Revision as of 21:53, 21 October 2021

Hardware

Introduction

Every frugal biofoundry definitely needs frugal hardware. The cost of hardware has been a huge challenge to most biofounries. Being able to have access to open frugal hardware designs will go a long way to increase the quality of research being conducted. As part of the friendzymes initiative, we seek to create biofoundries across several countries where we will design and build several hardware components to facilitate and improve the quality of the enzyme manufacturing.

We have three hardware components that are essential for frugal enzyme manufacturing, purification, and quantification. We explain in detail the construction and outcomes of these frugal hardware we are building to add to our biofoundries.

  • Frugal bioreactor

    Necessary for producing the vessels of our enzymes, B. subtilis, in large amounts for them to secrete our polymerases in large amounts.

  • Frugal Chromatography column

    Necessary for separating desired proteins of interest after our vessels have successfully expressed and secreted them.

  • Frugal Fluorescent Plate Reader

    Necessary for having a readout on the purity of the enzymes obtained through our chromatography column.

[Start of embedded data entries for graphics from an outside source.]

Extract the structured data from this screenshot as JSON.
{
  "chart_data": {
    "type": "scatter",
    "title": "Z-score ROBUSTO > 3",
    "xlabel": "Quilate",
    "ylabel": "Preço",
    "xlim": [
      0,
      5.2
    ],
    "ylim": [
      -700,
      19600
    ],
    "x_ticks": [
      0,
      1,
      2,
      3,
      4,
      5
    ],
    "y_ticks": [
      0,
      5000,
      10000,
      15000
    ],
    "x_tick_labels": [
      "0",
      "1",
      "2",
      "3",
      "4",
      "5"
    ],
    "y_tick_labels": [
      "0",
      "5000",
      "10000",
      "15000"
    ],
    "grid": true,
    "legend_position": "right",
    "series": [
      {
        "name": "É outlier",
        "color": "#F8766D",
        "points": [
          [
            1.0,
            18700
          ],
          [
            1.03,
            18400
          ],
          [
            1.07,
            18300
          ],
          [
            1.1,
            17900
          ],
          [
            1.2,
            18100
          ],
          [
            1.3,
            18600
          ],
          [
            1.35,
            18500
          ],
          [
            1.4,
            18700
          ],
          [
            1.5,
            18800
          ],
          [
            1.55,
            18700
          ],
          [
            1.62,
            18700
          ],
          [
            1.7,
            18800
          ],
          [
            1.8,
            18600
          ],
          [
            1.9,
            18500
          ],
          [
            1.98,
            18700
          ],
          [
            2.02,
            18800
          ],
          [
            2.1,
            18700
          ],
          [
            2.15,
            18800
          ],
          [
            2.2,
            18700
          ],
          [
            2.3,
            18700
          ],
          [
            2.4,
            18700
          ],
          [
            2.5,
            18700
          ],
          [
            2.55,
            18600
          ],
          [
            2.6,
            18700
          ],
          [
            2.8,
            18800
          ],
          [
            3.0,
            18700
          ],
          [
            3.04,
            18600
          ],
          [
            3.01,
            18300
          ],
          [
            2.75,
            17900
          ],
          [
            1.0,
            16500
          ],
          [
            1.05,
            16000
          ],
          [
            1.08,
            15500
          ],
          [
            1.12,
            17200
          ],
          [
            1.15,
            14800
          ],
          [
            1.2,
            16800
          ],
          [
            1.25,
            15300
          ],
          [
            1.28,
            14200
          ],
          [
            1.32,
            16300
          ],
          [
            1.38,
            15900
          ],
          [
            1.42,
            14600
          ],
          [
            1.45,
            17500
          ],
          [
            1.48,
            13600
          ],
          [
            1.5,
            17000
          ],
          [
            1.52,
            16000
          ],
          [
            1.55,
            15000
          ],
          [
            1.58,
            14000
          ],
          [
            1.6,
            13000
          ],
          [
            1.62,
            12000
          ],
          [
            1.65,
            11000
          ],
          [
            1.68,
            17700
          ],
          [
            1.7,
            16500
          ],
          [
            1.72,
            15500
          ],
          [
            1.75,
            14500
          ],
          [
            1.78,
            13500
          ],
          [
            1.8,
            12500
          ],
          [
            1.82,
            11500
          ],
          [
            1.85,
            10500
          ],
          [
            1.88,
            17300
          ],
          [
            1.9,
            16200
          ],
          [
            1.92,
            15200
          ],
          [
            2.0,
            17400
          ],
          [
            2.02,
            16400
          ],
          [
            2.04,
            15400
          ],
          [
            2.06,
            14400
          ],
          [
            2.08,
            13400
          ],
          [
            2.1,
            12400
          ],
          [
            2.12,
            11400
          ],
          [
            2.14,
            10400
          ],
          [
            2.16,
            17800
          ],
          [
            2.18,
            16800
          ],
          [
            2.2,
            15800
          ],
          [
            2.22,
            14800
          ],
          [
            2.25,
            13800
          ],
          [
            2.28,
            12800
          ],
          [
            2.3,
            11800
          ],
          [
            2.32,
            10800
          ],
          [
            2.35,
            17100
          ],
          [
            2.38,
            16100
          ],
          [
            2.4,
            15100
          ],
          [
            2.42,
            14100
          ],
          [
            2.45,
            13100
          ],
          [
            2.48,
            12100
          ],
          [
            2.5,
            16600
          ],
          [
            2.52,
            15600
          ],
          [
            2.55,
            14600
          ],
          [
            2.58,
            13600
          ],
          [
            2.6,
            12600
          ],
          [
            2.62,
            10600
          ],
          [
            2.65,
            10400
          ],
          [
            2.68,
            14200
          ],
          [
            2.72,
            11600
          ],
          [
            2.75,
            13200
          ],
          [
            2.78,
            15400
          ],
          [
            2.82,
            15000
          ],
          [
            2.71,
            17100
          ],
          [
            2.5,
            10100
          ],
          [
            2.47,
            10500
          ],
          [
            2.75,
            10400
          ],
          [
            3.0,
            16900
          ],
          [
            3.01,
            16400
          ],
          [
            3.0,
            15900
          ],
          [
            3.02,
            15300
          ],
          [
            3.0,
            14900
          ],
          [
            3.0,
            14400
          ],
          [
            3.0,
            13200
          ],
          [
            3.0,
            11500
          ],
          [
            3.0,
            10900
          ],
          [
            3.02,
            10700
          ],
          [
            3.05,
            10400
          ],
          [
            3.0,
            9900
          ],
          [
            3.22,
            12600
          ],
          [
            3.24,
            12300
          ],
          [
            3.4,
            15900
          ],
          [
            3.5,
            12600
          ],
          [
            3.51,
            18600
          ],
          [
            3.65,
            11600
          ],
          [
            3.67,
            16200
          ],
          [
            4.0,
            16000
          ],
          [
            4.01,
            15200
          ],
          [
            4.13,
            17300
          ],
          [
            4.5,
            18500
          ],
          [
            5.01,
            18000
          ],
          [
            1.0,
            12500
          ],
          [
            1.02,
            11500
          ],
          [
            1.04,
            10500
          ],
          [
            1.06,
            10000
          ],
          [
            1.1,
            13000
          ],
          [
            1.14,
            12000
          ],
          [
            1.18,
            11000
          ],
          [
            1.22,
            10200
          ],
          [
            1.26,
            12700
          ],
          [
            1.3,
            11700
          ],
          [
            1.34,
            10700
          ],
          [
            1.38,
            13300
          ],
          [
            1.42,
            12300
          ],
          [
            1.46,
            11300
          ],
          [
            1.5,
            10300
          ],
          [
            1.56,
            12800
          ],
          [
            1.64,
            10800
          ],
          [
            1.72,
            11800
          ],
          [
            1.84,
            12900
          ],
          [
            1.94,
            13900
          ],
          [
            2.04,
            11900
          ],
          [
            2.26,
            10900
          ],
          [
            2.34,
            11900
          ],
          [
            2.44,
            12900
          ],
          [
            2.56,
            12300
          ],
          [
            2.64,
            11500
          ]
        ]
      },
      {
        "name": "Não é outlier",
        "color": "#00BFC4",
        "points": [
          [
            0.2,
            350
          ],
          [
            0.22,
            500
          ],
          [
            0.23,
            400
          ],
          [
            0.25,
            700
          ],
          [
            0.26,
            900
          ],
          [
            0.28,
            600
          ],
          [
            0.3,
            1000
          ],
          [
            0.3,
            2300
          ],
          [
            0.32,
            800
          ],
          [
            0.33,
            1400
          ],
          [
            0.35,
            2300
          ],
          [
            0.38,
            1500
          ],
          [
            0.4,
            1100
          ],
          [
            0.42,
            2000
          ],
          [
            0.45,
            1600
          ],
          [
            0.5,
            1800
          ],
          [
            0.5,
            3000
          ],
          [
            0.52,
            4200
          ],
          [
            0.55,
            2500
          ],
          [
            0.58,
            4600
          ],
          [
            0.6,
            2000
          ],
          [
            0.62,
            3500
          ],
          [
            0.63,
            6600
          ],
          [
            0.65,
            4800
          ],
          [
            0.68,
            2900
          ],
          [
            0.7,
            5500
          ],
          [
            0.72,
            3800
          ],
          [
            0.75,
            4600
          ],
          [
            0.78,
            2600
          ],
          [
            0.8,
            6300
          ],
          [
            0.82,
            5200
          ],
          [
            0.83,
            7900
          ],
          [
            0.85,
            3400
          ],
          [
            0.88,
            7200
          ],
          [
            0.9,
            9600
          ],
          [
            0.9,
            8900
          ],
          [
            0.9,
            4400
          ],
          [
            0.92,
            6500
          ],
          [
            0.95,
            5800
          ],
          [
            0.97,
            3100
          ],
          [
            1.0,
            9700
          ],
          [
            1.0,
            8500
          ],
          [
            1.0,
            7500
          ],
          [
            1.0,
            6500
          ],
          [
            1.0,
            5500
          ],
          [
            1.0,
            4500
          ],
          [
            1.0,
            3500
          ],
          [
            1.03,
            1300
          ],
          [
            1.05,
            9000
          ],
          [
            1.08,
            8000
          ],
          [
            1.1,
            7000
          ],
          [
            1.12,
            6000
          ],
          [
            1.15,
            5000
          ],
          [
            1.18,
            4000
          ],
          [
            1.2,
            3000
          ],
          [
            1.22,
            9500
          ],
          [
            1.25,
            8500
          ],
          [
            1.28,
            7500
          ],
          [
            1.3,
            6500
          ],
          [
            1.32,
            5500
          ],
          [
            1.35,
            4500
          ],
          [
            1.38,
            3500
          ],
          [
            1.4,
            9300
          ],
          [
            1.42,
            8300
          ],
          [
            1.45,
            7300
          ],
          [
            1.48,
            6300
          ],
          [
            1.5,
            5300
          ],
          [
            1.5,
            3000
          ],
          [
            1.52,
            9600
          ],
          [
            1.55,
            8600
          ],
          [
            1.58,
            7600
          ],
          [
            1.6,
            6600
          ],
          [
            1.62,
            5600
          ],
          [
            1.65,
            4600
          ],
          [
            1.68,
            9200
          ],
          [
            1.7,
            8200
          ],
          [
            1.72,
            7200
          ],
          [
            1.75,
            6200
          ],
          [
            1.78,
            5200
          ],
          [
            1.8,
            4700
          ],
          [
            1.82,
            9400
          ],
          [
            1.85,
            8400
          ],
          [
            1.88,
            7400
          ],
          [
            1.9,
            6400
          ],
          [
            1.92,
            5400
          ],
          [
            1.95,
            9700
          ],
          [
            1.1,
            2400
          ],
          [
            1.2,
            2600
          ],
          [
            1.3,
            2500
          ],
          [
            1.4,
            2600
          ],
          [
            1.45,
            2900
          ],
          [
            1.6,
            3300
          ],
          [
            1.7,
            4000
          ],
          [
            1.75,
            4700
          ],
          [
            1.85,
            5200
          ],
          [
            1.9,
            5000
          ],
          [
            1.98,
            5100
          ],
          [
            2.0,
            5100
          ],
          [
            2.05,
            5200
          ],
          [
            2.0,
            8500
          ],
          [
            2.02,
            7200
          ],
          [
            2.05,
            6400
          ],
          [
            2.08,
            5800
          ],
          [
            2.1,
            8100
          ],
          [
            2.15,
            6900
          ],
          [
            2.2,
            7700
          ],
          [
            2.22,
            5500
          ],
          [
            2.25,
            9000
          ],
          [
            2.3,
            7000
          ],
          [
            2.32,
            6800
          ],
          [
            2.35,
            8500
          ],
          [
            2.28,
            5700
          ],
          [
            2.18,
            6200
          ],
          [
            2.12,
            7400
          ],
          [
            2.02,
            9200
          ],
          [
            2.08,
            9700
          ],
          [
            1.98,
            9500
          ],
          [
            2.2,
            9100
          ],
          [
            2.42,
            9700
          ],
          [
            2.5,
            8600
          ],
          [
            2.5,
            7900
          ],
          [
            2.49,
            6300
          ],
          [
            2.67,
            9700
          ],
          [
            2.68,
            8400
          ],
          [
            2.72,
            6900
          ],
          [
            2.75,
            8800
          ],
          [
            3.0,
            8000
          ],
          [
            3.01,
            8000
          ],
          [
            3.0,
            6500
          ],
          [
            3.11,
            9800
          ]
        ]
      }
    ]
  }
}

  • In every laboratory activity, you need hardware, gadgets, materials, and support equipment. In this section, we give you an overview of our progress in the area of hardware and tool development. We will go through some important steps to build, test and evaluate the three basic hardware we will be building for our biofoundry. Building these hardware will not on;y facilitate and improve the quality of research but will overall help save massively on the cost of acquiring commercial hardware or constantly purchasing reagents supplies from commercial sources. In developing countries, where access to a constant supply of reagents is a major problem, these hardware components will help eliminate this challenge. The overall total cost in building these hardware is approximately $4,000, which is several thousands of dollars less than commercial hardwares of the same design. In terms of performance, these frugal hardwares are comparable to their commercial counterparts.